The most interesting parts deal with the cache coherency, flow-control, and the inter-node SMP coherency. Having servers with these processors will enable the CMT line to reach beyond the T5440 to the mid-range and possibly high-end server segments. With each processor having 16 cores and 8 threads, a 4-way server would have 64 cores and 512 threads. I would imagine that with the split coherency plane and cross-bar switch, one may be able to glue at least 4 UltraSPARC-RF processors with zero cost in specialized ASICs. This could significantly reduce the costs and complexity of such platforms up to 4 sockets. Beyond that, a specialized high-speed and low-latency interconnect would be required, as is the case on the T5440 today. It does beg the question if it's possible to create larger servers that could scale out across some standardized interconnect, perhaps Infiniband, to create modular SPARC servers capable of scaling out.

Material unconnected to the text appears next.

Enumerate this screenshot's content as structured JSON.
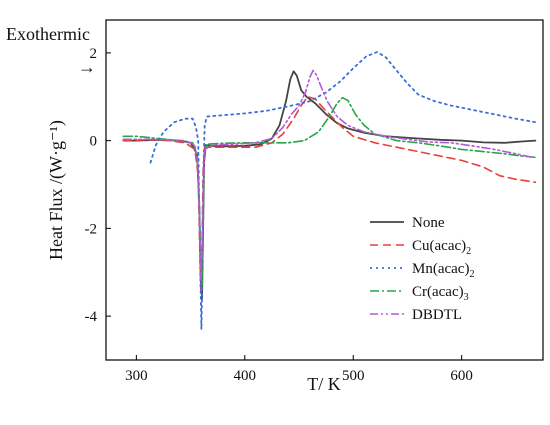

Of course a lot of details are left out in the presentations on the features of the Rainbow Falls processor. Some of the questions that come to mind are:
- The NCU is depicted in one slide. Is that the integrated 10Gb Ethernet controller?
- Is PCI-E v3.0 with PCI-IOV integrated? (This is still in the works from the PCI-SIG)
- Given the distributed and even heat profile of the die, will the processor fit into a typical air-cooled envelope?
- What process is the processor implemented in? (32nm or smaller?)
- What is the power envelope?
- Will DDR3 or FB-DIMMs be used?
- How will the cache coherency affect cache trashing in LDoms?
- How will the processor perform against T2 or SPARC64?
- How will it perform against single-threaded applications?
- What kind of clock speed would be deliverable with this architecture?
- Will this be manufactured by TI or TSMC?